La recente “attesa” dell’alluvione che, per fortuna non c’è stata nei modi drammatici di quelle del passato,  cosa le ha fatto provare.

«Da Vescovo era la prima volta che mi trovavo di fronte ad un’esperienza del genere, nonostante il precedente di Genova. Ho provato tribolazione, un senso di sospensione. Non riuscivo a credere che fosse così reale. Una cosa impressionante. Ho visto documentari, video, ho sentito narrazioni sulle ragioni dell’alluvione del ’94: la paura era che succedesse qualcosa.

Sono un amante del fiume ed ho proposto ad alcune autorità una discesa in barca del Tanaro e del Po, con la Protezione Civile, la Croce Rossa per prendere visione di questi fiumi dal di dentro perché non si può percorrere tutta la riva di fila, l’unico modo è andarci dentro. Solo la gente che conosce il fiume sa come fare perché non sia più una minaccia ma sia un amico, un fratello, un dono di Dio.

La distanza che l’uomo ha preso dal fiume diventa noncuranza e per le persone per le quali si ha noncuranza si finisce per emarginarle e farle diventare un rifiuto. Così succede per i fiumi».

Siamo in piena sintonia con la “Laudato si” di PapaFrancesco.

«L’uomo deve tornare a vivere in simbiosi con la terra perché da essa dipendiamo. Non possiamo vivere senza la terra.

Non possiamo vivere senz’aria. Non possiamo vivere senza il sole.

Non possiamo vivere senza l’acqua. Trascendiamo tutte queste cose perché siamo spirituali eppure abbiamo bisogno di tutto questo».

Martedi mattina ha presentato le novità grafiche e contenutistiche di “Voce”.

«Quello che è stato fatto fino ad oggi è un lavoro progressivo di cambio di grafica e di contenuto. Ho apprezzato molto questi cambi, mi piacciono  l’impostazione che il giornale sta prendendo, lo spirito e la passione con i quali  viene fatto.

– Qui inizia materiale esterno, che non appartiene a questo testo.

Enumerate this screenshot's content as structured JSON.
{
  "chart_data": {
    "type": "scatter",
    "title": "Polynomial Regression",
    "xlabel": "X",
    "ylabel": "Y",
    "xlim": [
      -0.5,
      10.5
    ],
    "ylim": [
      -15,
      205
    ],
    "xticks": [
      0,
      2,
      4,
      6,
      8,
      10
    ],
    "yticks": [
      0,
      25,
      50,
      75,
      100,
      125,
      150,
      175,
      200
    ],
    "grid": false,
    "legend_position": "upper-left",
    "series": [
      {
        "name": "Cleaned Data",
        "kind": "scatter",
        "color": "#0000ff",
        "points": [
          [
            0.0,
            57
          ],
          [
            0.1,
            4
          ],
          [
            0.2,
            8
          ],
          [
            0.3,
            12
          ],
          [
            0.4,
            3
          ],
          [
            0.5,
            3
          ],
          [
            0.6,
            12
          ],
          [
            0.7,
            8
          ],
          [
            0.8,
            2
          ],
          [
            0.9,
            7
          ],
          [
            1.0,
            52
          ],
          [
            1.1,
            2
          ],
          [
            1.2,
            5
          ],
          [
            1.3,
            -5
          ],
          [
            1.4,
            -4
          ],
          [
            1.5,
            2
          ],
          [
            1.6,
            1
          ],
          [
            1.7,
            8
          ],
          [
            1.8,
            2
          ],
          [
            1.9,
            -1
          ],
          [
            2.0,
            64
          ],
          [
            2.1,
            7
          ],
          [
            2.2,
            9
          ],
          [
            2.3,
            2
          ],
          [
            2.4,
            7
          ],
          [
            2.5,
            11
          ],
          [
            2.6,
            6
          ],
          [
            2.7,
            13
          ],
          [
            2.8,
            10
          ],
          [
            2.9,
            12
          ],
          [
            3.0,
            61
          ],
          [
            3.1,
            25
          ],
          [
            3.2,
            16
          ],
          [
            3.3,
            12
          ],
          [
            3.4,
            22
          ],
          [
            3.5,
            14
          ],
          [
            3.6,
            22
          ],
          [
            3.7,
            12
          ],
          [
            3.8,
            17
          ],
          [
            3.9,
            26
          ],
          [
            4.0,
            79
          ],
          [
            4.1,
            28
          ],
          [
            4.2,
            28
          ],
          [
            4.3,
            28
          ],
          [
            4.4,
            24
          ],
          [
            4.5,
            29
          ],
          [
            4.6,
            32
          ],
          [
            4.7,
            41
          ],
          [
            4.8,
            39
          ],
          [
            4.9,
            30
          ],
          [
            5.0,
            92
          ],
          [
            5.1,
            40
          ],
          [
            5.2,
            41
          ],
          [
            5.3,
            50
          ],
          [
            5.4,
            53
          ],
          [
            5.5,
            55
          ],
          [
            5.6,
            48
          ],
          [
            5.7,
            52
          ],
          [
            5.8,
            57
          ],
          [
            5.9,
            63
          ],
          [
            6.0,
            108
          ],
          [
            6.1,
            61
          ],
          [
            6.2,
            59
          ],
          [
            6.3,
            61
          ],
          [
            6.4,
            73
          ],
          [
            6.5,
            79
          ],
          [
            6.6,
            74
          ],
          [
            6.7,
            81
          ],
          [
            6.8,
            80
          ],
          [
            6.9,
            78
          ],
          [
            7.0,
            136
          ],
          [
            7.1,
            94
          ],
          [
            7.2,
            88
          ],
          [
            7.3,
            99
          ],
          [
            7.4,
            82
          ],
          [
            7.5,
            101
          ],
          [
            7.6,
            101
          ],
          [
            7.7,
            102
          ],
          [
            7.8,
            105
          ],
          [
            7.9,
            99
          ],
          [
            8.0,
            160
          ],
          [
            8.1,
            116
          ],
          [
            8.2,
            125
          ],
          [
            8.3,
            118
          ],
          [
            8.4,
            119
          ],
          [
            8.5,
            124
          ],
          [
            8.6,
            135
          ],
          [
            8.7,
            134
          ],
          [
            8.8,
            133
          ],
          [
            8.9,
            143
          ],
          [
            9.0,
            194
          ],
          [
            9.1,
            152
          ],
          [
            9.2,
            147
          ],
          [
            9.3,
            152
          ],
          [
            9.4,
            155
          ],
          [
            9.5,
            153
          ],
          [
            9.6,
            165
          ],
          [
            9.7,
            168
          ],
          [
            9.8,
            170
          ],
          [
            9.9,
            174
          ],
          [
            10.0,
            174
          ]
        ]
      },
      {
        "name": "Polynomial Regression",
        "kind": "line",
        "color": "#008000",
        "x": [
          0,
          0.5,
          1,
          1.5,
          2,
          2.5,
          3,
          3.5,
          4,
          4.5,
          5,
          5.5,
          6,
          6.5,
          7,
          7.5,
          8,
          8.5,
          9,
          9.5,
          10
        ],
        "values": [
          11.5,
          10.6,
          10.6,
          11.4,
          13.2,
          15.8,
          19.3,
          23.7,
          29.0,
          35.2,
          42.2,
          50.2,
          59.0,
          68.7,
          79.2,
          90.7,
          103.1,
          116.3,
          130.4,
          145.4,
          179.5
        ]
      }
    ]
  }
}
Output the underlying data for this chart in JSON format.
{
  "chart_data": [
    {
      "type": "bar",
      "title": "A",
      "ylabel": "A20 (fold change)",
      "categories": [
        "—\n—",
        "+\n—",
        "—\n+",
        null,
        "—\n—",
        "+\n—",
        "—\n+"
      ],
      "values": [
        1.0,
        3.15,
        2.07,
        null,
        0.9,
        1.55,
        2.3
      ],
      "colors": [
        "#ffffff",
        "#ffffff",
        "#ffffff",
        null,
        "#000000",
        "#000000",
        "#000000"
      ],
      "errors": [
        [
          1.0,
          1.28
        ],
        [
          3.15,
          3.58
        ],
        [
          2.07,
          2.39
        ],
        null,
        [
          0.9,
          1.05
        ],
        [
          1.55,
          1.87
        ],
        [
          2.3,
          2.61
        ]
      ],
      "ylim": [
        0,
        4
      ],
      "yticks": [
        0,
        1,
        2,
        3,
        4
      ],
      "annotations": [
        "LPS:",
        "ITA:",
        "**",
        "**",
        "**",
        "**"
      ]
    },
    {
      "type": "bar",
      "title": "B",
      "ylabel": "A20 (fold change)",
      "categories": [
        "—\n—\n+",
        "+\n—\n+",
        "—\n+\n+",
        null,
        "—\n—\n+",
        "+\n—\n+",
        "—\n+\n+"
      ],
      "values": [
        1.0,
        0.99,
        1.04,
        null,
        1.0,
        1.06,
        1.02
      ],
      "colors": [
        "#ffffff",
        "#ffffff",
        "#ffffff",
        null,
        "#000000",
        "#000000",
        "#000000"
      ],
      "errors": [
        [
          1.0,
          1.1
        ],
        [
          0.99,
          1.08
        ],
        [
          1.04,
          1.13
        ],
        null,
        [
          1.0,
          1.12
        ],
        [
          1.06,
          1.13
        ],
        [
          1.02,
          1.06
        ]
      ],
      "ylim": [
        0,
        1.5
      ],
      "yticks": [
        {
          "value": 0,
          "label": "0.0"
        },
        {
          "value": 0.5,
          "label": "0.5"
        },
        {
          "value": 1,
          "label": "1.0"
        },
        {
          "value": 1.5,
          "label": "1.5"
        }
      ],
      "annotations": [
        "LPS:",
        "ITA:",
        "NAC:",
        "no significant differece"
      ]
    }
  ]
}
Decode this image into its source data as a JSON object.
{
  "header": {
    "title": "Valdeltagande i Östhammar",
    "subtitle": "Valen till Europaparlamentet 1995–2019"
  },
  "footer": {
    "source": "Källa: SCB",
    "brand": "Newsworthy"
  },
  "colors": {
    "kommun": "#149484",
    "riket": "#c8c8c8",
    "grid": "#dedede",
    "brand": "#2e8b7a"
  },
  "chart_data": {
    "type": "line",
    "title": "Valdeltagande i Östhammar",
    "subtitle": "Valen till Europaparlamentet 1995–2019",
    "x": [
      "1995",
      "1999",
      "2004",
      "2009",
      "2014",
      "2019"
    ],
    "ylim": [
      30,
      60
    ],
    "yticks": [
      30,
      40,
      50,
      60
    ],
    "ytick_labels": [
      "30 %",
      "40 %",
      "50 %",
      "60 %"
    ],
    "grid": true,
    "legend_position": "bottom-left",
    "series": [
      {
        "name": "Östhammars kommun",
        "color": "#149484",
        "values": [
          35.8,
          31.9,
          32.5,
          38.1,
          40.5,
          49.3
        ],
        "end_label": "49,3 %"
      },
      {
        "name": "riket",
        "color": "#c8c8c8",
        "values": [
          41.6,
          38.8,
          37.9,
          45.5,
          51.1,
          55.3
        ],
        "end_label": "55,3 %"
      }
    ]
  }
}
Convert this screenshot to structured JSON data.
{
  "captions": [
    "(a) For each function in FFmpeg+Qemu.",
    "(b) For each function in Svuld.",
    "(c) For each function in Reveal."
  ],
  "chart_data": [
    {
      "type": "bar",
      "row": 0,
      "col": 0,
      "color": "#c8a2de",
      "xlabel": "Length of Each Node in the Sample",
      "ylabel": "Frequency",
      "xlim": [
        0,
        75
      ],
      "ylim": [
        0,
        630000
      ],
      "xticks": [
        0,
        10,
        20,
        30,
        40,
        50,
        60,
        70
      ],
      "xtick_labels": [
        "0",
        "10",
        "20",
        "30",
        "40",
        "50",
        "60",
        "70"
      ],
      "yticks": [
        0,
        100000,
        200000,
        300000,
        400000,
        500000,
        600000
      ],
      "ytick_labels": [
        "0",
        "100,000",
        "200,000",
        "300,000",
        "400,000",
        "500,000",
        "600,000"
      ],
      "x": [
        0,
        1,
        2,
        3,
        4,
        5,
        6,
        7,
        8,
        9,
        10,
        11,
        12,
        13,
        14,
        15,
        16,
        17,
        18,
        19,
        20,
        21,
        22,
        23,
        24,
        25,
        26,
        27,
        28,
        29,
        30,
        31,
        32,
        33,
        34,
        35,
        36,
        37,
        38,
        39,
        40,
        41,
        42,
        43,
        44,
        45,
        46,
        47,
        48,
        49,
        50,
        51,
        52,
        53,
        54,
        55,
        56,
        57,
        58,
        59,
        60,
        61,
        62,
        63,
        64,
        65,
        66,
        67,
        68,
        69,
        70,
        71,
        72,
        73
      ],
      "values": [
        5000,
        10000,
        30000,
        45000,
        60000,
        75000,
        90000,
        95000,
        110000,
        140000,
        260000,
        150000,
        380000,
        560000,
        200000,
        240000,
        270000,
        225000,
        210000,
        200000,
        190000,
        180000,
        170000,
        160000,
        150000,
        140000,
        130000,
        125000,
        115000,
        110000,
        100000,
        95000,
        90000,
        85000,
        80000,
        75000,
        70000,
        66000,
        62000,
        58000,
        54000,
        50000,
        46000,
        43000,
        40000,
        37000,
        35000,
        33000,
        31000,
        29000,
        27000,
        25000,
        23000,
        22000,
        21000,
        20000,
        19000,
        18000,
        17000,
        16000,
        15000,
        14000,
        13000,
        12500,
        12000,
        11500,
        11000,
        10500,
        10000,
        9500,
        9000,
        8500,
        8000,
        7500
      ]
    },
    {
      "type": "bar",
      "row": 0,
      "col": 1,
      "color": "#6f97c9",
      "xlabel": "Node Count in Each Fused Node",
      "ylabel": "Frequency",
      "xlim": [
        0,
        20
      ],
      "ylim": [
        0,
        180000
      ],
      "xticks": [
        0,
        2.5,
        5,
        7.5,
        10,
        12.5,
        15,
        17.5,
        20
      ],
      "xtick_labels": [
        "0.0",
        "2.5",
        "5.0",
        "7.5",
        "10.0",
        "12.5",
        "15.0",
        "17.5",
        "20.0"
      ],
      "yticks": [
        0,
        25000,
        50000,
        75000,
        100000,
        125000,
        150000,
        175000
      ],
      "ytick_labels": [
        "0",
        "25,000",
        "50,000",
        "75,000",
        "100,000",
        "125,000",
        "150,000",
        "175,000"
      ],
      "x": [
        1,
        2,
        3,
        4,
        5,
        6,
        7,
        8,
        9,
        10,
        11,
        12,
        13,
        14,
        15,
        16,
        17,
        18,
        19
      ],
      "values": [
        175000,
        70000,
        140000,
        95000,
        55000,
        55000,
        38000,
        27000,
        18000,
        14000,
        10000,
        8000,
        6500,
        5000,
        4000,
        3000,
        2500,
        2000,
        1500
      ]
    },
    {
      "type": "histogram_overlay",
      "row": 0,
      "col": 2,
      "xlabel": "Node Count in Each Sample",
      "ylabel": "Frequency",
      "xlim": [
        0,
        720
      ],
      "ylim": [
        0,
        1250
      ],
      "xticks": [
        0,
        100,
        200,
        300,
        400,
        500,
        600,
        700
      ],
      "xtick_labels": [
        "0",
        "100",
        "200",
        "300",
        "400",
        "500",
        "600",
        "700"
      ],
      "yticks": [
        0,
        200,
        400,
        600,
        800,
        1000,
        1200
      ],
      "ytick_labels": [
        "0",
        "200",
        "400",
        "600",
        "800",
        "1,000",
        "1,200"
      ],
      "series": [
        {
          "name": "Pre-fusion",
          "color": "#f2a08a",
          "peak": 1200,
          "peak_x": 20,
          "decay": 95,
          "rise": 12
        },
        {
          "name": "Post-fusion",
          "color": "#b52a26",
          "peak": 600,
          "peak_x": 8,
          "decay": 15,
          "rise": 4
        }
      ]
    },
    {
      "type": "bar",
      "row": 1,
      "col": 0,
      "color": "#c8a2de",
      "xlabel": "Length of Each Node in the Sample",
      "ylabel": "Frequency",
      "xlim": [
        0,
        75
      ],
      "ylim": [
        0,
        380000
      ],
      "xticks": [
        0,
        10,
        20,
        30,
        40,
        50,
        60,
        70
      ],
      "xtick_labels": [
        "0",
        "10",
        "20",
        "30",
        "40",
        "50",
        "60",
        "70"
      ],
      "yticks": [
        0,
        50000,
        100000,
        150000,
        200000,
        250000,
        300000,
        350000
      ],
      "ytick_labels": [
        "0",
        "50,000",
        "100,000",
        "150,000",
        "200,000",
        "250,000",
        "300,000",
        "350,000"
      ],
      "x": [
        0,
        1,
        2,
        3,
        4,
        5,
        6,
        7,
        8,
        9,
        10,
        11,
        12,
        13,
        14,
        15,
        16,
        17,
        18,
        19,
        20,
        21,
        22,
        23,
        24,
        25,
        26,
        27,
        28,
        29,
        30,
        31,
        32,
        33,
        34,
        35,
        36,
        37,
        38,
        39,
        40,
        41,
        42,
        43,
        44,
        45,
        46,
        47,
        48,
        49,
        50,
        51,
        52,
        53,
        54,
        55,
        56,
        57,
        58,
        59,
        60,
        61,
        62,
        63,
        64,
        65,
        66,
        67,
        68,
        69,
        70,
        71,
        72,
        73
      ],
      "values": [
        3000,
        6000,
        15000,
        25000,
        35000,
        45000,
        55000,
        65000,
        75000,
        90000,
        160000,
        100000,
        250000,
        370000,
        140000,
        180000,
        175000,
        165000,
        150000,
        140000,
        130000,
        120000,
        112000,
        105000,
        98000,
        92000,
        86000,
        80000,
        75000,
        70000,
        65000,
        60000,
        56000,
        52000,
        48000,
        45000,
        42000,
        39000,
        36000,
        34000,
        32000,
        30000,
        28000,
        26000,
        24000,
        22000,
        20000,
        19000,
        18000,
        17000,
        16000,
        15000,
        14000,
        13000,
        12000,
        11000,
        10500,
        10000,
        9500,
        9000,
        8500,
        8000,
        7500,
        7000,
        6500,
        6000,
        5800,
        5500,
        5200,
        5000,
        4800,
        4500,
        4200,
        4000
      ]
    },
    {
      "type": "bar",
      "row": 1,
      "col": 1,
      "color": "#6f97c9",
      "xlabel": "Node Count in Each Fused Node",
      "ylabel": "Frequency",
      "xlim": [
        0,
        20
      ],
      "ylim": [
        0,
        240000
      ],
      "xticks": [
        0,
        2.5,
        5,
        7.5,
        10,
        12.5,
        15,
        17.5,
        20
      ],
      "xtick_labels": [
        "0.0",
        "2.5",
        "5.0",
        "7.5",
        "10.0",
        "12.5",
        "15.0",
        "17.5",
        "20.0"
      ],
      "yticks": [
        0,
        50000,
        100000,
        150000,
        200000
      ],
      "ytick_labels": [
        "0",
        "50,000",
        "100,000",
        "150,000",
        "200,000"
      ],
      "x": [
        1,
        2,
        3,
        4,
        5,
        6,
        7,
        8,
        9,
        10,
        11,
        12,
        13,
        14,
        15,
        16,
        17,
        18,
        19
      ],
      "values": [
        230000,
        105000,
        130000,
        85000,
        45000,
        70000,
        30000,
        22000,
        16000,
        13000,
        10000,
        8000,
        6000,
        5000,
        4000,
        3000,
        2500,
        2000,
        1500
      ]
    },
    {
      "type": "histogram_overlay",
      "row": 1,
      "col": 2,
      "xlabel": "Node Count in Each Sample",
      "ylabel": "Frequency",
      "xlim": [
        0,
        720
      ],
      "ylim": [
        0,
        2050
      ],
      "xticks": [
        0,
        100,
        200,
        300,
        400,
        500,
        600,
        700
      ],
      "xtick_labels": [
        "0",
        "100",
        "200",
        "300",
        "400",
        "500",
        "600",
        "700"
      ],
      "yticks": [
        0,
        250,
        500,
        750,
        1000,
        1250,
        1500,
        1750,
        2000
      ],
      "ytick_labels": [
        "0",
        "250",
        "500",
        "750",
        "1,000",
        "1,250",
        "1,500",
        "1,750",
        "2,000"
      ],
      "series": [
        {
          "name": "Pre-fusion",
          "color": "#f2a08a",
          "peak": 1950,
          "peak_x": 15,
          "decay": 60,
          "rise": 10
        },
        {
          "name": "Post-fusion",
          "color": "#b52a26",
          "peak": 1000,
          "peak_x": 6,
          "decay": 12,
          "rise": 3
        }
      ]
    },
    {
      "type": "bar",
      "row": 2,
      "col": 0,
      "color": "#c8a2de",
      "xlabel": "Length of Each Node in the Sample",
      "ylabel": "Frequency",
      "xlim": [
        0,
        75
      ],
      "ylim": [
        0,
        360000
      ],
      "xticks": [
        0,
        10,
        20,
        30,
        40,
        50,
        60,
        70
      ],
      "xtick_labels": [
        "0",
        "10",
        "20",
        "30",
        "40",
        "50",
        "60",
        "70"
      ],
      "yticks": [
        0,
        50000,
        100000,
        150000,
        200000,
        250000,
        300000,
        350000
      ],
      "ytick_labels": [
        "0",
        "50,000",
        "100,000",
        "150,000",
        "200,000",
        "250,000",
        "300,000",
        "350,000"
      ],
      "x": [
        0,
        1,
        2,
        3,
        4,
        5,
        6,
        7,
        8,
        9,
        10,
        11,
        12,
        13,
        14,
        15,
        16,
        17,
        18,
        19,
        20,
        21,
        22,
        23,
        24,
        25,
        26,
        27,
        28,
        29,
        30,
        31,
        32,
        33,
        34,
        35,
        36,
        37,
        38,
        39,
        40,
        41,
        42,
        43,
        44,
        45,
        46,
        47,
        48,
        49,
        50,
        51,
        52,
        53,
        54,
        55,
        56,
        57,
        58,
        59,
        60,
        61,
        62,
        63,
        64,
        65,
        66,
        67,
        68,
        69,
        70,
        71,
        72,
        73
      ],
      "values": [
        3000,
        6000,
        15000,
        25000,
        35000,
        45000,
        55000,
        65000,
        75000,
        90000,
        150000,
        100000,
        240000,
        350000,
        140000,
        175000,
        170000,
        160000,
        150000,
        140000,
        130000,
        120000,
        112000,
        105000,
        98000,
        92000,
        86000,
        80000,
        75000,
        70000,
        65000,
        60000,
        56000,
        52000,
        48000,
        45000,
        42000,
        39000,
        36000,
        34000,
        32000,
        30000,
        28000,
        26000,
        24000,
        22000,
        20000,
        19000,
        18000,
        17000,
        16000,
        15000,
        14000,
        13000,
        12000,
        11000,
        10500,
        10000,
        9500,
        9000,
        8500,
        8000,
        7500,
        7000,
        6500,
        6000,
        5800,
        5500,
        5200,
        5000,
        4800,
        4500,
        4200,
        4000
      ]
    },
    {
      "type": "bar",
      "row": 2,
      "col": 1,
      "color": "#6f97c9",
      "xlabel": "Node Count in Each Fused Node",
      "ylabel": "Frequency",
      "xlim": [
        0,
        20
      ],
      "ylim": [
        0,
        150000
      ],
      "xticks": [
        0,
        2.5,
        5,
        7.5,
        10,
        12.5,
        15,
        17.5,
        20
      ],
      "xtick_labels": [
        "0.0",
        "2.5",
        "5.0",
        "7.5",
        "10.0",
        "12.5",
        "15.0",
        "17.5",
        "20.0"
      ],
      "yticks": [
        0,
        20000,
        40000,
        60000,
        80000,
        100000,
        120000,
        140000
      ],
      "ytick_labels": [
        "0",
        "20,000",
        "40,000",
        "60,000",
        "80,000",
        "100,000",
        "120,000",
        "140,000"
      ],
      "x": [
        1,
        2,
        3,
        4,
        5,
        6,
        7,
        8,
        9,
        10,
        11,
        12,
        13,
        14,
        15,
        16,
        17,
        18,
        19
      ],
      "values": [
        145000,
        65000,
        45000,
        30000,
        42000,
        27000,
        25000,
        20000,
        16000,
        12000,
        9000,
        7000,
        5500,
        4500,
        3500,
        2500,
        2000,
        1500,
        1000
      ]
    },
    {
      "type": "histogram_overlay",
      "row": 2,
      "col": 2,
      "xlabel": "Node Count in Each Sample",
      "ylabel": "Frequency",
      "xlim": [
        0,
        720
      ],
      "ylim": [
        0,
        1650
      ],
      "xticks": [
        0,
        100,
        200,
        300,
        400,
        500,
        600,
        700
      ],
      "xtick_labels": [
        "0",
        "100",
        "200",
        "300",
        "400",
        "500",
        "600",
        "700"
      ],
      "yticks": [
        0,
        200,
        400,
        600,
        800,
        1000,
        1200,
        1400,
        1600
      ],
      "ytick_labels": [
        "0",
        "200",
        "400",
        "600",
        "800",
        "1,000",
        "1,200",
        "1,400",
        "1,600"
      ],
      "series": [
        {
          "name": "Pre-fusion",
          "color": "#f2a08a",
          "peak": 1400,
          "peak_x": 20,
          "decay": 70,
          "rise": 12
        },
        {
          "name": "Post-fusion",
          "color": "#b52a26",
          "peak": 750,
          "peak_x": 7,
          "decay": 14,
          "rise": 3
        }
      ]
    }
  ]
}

Constato con piacere la presenza di una redazione che ha capacità di lavorare insieme. E la comunione, poi, si traduce… nero su bianco. Anche “La Voce alessandrina” è un segno di una comunione».

Che sta camminando con il suo progetto iniziale di sinergia fra i vari strumenti della comunicazione sociale e, in conferenza stampa lei ha presentato anche il sito del settimanale.

«Si tratta di vivere la comunione anche fra i diversi media perché so quanto sia importante a livello delle comunicazioni sociali. Contiamo di poter offrire un servizio bello, gradevole e interessante per i nostri ascoltatori e lettori».

Un’ultima domanda, eccellenza. E’ ancora contento di essere Vescovo di Alessandria e di rimanervi ancora tanti anni?

«Io sì. Anche se devo dire che mi fa sempre un po’ paura questo ministero perché, come dicevo per l’Avvento non sai mai cosa ti aspetta, perché quando accompagni delle persone verso la luce devi affrontare anche tutto il buio che hanno dentro.

Il ministero episcopale è imprevedibile però lo faccio volentieri perché vedo che è per il Signore, per il bene delle persone».